Sono serviti 5 mesi di ricerche e tentativi al colosso della sicurezza per entrare  in contatto con Yingmob, il gruppo di cybercriminali cinesi ideatori di  Hummingbad. Dalle ricerche è inoltre emerso che il gruppo criminale lavora assieme ad un’azienda del tutto legale che si occupa di analitiche per la pubblicità ed utilizza i software malevoli per aumentare gli introiti.

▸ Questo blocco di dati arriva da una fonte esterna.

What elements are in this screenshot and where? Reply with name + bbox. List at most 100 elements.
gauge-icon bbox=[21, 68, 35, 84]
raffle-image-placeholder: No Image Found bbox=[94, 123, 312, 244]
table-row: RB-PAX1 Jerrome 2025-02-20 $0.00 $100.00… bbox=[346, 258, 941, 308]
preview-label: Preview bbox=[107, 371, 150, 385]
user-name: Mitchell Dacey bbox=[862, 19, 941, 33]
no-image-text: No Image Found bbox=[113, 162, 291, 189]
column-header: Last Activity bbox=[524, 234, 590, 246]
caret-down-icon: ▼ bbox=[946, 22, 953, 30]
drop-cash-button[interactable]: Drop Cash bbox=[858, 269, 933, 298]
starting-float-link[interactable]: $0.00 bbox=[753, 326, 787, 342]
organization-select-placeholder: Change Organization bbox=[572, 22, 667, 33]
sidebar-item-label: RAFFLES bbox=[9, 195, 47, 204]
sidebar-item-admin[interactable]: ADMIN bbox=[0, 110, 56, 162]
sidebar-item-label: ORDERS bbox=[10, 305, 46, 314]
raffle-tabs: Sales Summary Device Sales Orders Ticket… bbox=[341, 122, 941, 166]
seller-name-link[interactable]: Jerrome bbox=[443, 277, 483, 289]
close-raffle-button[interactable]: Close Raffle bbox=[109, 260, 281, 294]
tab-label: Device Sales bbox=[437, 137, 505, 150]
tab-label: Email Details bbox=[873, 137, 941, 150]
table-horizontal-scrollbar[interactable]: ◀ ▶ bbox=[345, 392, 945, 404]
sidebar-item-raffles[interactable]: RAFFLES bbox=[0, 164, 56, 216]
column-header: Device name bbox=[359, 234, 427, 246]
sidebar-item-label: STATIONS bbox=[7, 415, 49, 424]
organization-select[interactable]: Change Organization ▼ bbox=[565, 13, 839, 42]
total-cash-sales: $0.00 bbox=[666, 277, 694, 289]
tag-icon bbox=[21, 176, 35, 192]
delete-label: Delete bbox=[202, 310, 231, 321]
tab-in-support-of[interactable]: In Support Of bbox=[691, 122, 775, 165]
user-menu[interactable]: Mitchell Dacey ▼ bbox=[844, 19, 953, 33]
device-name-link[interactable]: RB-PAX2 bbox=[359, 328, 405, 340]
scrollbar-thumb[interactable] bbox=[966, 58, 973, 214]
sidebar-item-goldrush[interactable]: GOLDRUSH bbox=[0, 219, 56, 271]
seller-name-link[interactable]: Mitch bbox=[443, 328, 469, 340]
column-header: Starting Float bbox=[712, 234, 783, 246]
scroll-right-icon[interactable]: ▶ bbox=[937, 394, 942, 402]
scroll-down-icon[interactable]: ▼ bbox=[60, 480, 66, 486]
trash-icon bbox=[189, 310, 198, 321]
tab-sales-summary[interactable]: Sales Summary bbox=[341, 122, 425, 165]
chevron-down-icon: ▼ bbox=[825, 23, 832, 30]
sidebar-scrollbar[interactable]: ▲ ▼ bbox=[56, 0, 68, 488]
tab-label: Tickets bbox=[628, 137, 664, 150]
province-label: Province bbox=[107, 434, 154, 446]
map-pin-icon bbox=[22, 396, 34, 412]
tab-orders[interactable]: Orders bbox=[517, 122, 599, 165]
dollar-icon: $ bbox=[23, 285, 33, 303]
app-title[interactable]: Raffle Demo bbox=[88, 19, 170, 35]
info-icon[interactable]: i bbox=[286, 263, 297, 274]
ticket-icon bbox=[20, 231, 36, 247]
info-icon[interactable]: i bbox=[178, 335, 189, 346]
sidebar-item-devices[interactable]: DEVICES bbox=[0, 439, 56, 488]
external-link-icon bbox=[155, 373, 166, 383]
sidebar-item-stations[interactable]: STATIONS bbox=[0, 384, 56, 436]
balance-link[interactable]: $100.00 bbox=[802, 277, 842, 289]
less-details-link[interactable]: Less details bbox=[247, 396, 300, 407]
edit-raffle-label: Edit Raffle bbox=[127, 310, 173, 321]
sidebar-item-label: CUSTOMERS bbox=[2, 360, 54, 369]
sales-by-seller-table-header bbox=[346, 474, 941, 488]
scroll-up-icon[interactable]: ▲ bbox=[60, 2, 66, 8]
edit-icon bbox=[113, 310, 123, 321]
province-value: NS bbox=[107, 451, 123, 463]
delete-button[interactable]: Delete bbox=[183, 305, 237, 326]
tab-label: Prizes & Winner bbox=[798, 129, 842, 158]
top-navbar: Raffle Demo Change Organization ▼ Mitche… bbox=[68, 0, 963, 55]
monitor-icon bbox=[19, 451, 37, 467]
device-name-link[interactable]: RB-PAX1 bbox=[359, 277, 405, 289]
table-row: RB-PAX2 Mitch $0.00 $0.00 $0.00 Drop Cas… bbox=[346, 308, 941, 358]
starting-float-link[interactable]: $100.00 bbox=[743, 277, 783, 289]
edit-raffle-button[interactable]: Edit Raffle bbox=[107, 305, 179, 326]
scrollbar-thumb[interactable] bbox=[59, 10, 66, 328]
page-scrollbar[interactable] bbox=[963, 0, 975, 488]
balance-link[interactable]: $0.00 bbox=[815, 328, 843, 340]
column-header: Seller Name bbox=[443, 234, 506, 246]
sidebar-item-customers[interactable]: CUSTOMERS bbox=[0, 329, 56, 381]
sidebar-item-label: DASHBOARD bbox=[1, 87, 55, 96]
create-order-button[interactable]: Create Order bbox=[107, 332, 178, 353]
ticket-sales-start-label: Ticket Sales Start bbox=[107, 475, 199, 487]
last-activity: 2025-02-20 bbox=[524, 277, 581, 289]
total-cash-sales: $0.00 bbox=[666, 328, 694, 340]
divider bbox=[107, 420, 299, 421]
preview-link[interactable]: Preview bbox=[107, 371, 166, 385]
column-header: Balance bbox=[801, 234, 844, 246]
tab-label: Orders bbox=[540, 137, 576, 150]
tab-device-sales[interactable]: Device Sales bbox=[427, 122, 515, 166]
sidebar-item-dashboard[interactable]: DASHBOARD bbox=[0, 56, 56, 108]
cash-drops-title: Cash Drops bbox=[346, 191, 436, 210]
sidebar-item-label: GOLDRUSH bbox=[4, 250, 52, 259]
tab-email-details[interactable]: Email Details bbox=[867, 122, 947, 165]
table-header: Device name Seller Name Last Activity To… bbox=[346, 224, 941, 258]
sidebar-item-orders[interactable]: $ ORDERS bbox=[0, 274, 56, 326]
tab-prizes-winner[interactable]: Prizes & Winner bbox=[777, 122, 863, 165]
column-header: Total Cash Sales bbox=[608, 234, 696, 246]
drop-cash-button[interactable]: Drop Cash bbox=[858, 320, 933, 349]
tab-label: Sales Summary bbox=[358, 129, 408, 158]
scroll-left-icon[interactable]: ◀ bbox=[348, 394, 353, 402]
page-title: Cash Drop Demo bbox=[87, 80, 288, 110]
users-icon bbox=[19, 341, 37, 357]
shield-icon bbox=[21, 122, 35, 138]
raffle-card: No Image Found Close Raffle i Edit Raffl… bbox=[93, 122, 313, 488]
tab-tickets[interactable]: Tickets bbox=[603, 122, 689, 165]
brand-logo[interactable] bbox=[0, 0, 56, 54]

Hummingbad è utile a tele scopo è infatti un malware che installa un rootkit sui dispositivi Android in grado di generare introiti dalla pubblicità ingannevole e di permettere l’installazione di altre app fraudolente. 

Ad oggi Yingmob, attraverso Hummingbad, controlla 85 milioni di dispositivi in tutto il mondo, e genera così 300.000$ al mese provenienti da advertising fraudolente. 

Secondo il team di ricerca di Check Point, si tratta di un trend in costante crescita. La preoccupazione ora è che questi gruppi possano utilizzare le risorse dei dispositivi per creare botnet e database di dispositivi, con lo scopo di sferrare attacchi mirati o di vendere le chiavi di accesso ai dispositivi infetti.